Previously, Microsoft had adopted the bi-annual update release where a new update for the Server was released twice every year, known as the Semi-Annual Channel (SAC). However, realizing that not all organizations frequently want to make changes to their Servers, they then shifted to the LTSC infrastructure.
This helps organizations maintain their current Server infrastructure without being forced to make any changes. However, they can later upgrade to a newer version which, of course, will require a new license.

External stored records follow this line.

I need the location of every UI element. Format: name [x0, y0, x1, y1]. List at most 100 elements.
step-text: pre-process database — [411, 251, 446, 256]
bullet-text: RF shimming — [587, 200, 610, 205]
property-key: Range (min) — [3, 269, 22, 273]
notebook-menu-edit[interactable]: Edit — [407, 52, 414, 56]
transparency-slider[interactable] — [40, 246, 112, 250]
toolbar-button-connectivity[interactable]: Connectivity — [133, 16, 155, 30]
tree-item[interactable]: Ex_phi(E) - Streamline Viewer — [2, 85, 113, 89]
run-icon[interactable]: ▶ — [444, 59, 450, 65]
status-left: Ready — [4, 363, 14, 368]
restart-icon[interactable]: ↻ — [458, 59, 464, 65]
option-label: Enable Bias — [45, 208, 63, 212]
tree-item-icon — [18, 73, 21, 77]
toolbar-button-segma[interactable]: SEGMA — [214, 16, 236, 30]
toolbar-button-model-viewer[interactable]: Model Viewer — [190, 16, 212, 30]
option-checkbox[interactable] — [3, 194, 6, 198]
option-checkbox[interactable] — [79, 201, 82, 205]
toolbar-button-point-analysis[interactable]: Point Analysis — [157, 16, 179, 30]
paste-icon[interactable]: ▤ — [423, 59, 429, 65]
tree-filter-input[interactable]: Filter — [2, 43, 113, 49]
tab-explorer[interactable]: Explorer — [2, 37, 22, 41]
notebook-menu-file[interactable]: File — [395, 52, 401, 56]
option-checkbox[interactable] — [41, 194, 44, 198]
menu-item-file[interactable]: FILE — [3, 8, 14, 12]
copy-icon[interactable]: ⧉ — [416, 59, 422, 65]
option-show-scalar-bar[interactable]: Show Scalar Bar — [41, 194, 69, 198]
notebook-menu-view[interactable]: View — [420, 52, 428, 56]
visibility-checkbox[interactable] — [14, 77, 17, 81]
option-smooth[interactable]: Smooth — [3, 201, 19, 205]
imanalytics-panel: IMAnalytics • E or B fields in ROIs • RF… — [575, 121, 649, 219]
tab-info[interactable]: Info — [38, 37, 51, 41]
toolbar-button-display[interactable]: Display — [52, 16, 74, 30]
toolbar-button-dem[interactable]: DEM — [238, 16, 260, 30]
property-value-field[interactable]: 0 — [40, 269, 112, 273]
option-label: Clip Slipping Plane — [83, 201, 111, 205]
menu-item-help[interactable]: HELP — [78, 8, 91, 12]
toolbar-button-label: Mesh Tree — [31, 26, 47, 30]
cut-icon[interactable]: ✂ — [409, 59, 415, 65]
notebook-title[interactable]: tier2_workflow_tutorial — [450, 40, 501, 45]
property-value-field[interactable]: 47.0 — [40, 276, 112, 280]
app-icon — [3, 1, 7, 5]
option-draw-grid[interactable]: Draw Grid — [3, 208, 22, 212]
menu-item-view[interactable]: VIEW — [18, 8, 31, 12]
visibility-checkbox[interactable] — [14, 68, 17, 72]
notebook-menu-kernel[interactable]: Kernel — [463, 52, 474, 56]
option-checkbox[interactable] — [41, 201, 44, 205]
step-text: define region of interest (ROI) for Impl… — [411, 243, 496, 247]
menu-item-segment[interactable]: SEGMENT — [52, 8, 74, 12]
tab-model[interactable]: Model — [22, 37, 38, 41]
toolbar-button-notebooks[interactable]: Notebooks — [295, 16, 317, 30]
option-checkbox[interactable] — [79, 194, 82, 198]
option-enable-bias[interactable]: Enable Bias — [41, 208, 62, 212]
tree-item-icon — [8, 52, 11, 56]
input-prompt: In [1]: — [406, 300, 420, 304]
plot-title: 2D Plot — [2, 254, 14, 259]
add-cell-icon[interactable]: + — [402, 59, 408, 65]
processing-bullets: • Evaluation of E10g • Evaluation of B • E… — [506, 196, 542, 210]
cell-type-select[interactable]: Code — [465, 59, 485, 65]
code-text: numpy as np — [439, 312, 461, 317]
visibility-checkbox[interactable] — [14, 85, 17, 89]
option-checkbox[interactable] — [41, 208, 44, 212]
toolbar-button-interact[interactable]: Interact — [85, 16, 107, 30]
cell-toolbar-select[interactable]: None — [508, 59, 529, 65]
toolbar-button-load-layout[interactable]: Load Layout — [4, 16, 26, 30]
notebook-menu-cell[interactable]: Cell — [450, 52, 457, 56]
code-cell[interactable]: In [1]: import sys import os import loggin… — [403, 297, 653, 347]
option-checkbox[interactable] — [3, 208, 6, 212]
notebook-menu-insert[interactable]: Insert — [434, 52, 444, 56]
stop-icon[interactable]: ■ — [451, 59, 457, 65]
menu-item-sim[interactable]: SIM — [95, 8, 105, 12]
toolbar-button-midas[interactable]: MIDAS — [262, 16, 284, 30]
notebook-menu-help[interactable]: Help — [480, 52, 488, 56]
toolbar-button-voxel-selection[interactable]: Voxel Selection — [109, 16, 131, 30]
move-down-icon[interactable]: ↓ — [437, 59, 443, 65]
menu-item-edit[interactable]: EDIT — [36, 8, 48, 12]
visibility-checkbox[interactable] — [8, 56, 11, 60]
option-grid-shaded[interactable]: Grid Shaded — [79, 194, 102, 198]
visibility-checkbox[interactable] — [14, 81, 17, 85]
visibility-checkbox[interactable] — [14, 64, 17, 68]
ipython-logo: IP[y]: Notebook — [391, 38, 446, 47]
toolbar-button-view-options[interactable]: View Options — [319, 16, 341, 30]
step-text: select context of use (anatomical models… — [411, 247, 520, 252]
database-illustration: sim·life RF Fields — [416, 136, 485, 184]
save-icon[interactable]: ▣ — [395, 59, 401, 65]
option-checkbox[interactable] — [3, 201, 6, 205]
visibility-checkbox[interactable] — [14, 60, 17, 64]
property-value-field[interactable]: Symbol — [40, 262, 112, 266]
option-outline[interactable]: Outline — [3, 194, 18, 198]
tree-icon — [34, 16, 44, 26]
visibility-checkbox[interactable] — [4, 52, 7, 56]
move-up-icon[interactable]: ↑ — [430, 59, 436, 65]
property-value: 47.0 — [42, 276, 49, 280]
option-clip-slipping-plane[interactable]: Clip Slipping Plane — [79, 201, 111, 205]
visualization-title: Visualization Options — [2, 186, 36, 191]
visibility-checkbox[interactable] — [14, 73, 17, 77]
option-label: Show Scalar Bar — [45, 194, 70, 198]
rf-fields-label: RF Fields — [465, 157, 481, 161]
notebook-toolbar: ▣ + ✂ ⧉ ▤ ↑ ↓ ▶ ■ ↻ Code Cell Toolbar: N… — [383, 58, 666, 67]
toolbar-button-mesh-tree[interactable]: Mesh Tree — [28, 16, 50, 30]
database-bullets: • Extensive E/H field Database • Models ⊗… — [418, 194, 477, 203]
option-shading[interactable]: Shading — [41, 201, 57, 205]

Here, we would also like to point out that Microsoft previously began releasing “R2” versions of Servers that did not require any additional license purchases. Meaning that organizations with a valid license for Windows Server 2012 could automatically upgrade to Windows Server 2012 R2 free of cost.
We certainly hope this article clears up any confusion regarding Windows Server products. Using this guide, you can now make an informed decision on which Server edition meets your requirements, and then purchase a license accordingly.
If you are still uncertain, you can deploy the evaluation versions of the Standard or the Datacenter editions for Server 2022 or Server 2019 for a limited time and have a hands-on experience, or if you are a student with an institute, you can create an Azure account and get free $200 credit to test out a Server VM.